Censorship
China
China censors Ai Weiwei
Chinese authorities act against the artist
By Chris Gill. News, Issue 204, July/August 2009
Published online: 08 July 2009
beijing. Leading Chinese artist Ai Weiwei’s activism has finally provoked the Chinese authorities to act against him. His studio is being staked out by plainclothes police, and last month the artist’s popular blog on Sina.com was deleted, as well as his commentaries on China’s version of Twitter.
On theartnewspaper.tv: Ai Weiwei on 'Bubble'
Ai Weiwei has been running a campaign documenting the death of schoolchildren in the Sichuan earthquake of May 2008, alleging that the number of fatalities was due to local officials siphoning money from school building costs.

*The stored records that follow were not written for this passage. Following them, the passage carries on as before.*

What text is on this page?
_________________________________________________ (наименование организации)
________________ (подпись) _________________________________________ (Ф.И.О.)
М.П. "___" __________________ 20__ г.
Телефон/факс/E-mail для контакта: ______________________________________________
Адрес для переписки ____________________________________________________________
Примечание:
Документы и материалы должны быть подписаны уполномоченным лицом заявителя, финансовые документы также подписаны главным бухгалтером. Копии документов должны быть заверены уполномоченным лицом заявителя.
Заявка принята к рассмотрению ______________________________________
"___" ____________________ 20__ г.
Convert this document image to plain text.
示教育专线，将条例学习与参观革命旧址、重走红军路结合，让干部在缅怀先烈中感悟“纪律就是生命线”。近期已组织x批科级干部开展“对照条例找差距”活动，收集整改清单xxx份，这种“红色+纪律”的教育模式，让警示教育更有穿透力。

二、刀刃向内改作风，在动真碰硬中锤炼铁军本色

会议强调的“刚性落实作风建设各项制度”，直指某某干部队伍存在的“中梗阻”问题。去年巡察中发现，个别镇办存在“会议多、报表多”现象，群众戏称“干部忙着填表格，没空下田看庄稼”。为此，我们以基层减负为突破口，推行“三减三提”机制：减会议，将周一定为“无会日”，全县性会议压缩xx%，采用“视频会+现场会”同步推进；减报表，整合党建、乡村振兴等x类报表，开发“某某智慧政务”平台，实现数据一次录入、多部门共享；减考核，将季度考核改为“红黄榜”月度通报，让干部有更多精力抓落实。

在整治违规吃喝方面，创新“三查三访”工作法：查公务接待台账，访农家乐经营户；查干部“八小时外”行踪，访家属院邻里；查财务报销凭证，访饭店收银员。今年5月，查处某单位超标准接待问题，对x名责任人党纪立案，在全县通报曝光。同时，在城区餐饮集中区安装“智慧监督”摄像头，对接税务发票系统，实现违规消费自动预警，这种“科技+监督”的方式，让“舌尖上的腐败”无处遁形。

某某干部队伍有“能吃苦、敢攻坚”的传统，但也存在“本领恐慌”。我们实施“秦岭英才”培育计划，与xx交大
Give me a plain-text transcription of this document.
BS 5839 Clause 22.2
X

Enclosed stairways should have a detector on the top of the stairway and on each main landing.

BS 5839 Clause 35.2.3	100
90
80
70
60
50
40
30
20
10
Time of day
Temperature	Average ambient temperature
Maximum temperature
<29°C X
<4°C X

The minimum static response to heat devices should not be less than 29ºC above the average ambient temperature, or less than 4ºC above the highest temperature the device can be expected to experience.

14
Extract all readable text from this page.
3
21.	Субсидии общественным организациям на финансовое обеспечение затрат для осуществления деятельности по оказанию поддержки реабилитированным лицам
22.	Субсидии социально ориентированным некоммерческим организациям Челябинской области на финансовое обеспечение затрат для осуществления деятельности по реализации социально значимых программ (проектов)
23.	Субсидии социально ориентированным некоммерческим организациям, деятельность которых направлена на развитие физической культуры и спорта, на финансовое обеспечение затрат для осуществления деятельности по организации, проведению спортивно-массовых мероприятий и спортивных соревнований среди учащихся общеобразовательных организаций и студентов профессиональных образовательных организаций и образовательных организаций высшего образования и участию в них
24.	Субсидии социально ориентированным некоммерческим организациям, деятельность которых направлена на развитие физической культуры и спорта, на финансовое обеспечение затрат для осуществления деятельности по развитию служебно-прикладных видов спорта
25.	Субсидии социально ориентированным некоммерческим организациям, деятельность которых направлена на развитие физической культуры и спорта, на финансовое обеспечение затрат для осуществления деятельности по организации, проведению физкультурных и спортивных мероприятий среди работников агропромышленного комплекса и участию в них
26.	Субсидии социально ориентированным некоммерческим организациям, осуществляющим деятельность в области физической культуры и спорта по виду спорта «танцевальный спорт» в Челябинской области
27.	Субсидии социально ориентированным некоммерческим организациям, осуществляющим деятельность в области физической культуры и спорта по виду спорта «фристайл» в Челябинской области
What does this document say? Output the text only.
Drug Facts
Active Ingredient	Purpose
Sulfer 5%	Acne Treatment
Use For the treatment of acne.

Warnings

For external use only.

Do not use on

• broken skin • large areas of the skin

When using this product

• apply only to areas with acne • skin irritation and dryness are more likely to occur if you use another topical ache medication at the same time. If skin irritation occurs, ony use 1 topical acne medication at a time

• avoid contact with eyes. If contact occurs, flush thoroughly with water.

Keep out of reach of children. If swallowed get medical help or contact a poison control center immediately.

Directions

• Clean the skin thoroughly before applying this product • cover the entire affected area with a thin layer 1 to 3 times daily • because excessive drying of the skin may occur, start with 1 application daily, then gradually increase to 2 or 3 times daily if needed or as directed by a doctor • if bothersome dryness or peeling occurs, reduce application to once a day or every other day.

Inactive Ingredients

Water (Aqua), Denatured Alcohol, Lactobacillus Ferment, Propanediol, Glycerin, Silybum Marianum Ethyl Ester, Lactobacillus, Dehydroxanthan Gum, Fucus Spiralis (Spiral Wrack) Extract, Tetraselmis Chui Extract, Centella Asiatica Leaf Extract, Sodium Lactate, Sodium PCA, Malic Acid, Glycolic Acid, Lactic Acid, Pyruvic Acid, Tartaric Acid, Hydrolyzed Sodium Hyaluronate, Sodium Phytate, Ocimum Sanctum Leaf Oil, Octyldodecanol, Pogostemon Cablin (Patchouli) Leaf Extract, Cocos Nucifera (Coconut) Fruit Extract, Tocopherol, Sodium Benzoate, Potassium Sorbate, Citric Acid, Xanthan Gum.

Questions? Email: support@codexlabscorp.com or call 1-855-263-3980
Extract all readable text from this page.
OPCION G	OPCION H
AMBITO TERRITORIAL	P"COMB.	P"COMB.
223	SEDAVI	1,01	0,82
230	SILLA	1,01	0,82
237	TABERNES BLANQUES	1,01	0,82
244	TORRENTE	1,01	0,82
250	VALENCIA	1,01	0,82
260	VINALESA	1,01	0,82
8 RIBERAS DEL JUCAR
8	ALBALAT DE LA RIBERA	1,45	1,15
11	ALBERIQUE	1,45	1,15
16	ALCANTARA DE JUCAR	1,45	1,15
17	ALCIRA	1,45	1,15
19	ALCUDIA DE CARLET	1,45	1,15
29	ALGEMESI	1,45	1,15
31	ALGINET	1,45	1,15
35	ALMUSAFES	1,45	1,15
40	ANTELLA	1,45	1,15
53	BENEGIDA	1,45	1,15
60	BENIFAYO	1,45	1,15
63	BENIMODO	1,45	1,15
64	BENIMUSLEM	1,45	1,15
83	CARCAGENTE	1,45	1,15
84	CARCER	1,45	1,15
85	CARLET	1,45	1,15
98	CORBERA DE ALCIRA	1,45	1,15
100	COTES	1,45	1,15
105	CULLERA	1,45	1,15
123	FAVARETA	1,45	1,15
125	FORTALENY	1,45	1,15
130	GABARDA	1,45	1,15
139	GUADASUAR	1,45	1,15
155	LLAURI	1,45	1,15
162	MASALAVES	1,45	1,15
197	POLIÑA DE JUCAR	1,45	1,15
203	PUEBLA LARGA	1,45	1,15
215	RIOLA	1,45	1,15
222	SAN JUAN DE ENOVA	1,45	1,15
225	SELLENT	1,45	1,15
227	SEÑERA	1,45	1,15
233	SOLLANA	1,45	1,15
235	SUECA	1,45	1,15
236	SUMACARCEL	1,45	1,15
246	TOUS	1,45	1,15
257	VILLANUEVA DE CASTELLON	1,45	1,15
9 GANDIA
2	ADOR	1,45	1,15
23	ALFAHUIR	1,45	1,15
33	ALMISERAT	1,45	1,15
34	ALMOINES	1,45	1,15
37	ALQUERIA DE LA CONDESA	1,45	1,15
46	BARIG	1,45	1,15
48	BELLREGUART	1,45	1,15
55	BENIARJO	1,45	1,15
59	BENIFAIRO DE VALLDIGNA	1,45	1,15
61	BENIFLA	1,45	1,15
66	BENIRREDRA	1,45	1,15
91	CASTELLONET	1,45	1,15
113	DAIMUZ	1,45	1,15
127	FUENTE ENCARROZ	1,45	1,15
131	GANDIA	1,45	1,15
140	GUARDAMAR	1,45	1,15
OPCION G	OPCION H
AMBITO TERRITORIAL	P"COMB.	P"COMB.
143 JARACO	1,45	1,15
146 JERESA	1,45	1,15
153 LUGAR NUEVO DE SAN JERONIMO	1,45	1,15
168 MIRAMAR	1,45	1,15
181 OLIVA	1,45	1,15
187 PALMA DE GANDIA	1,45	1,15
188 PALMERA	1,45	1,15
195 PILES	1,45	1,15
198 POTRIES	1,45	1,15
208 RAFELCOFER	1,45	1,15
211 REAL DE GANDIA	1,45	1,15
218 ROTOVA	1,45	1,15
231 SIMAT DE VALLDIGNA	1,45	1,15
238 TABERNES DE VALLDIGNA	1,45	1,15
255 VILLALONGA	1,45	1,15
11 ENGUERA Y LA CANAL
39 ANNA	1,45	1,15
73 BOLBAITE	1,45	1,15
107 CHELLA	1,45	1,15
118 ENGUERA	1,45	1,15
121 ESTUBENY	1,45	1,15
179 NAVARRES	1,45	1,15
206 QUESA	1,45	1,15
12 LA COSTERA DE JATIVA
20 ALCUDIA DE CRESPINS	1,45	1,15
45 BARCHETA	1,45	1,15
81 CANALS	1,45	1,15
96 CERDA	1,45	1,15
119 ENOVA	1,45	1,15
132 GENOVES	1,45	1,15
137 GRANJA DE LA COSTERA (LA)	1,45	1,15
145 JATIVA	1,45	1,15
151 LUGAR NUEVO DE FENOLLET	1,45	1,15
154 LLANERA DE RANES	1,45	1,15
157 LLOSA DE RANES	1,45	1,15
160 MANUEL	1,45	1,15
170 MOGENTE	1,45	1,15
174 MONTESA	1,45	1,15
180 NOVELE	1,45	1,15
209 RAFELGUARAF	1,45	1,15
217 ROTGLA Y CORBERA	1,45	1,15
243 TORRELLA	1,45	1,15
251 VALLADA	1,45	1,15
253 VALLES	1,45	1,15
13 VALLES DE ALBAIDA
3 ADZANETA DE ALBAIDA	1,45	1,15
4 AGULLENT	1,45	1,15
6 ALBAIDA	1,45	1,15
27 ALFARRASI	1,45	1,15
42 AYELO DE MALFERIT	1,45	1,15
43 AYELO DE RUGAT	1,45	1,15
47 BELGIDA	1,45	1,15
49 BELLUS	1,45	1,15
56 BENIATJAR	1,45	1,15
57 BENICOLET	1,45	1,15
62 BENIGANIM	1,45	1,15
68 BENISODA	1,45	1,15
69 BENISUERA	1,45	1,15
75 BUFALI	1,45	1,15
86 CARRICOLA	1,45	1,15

Ai Weiwei told The Art Newspaper that he was recently involved in two other worrying incidents: in the first, unknown persons visited his mother’s house; when Ai Weiwei asked them for identification they refused to provide any, nor would they leave, leading him to call the local police.
Ai Weiwei said: “Two days later an undercover guy was following me, I asked him, ‘Why are you following me?’ Another came, and I kicked his car door to get him to report it, but he wouldn’t. So I went to the police station to make a complaint.” There are people posted outside his studio every day, the artist claimed.
The artist has launched another blog (blog.aiweiwei.com), and will republish his investigations into the Sichuan disaster on this. “I don’t know how long it will last before it is blocked,” he said, “but the server is in the US, so the content will remain.” No-one from Sina.com would comment on the issue of the deletion of Ai Weiwei’s blog.